江戸時代、火事が起きているのにすぐに避難せず、大八車に全財産を載せて運び出す人が多くいたという。火事場泥棒が横行していたためだ。コロナ禍でマスクや消毒液をインターネットで高額転売する事例が相次ぎ、政府が規制に乗り出した。混乱に乗じて不当に利益を得ることは許されない
▼新型コロナウイルス対策の「持続化給付金」事務事業を一般社団法人のサービスデザイン推進協議会が国から769億円で受注し、749億円で電通に再委託した。政府は20億円を振込手数料や人件費に使うと説明する
▼布マスクの全戸配布は当初、466億円が投じられるとされたが、契約額は260億円になった。それでも「税金の無駄遣い」という印象は拭えない。妊婦用に配られた布マスクでは不良品が相次いだ
▼国会で議論される第2次補正予算案には10兆円の予備費が計上されている。政府があらかじめ使途を定めない予備費は国会のチェックが及ばない。

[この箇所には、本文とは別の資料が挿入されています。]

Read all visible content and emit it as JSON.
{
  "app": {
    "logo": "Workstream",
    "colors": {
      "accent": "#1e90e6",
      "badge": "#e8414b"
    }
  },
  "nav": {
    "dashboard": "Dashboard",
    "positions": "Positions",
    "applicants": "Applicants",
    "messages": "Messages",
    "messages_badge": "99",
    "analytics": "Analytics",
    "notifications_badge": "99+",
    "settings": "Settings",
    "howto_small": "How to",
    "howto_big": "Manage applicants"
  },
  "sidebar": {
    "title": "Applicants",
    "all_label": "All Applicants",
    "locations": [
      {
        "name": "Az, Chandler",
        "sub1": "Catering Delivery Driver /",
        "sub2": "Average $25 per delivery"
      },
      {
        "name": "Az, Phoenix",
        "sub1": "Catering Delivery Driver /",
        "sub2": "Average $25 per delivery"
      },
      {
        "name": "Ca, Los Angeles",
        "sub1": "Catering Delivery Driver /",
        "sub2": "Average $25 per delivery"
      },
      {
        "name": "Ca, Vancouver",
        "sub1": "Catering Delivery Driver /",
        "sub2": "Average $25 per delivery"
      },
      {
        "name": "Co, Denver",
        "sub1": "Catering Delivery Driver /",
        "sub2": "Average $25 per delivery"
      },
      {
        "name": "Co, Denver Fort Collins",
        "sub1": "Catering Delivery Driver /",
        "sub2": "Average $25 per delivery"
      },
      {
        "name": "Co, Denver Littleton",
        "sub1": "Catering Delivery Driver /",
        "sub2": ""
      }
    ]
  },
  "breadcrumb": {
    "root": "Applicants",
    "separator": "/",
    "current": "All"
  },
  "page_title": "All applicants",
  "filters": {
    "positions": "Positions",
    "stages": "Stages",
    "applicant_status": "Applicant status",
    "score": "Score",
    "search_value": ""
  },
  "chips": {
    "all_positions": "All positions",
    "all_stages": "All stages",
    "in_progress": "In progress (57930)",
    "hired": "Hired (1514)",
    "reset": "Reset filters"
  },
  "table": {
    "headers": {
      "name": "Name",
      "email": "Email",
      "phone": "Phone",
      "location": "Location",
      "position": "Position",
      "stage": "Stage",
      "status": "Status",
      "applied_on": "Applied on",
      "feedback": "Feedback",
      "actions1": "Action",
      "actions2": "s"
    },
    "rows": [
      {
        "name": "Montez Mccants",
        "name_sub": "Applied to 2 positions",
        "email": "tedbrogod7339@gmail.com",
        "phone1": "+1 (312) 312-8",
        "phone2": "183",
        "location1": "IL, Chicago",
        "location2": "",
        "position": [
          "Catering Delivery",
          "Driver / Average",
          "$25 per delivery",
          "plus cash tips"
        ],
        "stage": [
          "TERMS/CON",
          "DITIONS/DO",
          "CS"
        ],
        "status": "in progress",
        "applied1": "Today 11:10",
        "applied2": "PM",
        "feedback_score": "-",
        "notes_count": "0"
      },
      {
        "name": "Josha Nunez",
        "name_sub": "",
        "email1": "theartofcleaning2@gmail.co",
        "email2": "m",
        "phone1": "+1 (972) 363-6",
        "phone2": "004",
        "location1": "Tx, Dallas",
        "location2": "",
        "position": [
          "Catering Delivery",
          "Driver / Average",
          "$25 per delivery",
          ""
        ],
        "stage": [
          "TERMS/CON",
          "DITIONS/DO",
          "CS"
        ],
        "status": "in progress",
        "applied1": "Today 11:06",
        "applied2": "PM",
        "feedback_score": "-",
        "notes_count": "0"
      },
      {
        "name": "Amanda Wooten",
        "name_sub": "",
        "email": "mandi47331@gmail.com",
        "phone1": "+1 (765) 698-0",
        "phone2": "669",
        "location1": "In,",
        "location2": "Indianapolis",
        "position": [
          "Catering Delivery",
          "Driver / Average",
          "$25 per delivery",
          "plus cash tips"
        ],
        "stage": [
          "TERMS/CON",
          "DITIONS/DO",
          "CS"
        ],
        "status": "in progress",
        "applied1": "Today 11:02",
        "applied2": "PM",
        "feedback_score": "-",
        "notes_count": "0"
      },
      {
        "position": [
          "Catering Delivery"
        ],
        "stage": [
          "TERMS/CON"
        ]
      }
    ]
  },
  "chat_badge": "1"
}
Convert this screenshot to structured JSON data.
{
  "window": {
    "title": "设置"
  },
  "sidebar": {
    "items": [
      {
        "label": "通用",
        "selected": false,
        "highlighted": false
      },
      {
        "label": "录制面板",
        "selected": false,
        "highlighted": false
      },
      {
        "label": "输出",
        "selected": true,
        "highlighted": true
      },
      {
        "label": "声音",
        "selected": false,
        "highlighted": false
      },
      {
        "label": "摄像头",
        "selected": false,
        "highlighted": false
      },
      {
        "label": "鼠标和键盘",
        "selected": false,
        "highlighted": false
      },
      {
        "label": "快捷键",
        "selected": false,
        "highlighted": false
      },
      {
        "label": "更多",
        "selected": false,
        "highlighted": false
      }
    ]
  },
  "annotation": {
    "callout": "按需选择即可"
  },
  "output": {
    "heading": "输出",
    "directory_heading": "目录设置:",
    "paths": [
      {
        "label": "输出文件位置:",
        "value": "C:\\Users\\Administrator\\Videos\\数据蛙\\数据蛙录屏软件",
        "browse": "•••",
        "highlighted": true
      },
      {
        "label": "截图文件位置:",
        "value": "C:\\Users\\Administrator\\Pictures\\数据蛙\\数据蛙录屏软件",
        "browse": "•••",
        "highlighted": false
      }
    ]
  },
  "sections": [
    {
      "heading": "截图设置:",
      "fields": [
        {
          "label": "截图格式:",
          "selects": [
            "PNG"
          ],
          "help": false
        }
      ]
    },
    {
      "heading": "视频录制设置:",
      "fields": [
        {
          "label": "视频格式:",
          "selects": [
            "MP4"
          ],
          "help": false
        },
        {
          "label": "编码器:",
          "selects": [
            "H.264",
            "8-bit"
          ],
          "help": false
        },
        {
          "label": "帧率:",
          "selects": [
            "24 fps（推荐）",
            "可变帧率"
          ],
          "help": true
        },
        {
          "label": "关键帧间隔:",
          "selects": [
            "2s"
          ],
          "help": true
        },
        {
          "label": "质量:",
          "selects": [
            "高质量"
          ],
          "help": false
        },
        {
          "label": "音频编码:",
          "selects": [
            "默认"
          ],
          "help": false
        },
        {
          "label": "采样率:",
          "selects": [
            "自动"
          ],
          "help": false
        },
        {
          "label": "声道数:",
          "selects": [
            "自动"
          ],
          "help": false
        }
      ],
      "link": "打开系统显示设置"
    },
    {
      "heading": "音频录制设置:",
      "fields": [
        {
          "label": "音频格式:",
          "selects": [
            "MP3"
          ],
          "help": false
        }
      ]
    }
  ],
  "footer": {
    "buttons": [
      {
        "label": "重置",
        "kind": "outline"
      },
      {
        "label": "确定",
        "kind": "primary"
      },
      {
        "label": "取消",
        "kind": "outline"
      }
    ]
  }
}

巨額の予備費は疑念を生む
▼安倍政権は森友学園、加計学園や「桜を見る会」の問題でも明らかなように、さまざまな疑惑について国民にきちんと説明しようとしない。コロナ禍でも疑問が噴出している
▼税金がどのように使われているのか、不透明な点が多ければ不信感も生まれる。国民は大八車に財産を載せて、この国から逃げ出すわけにもいかない。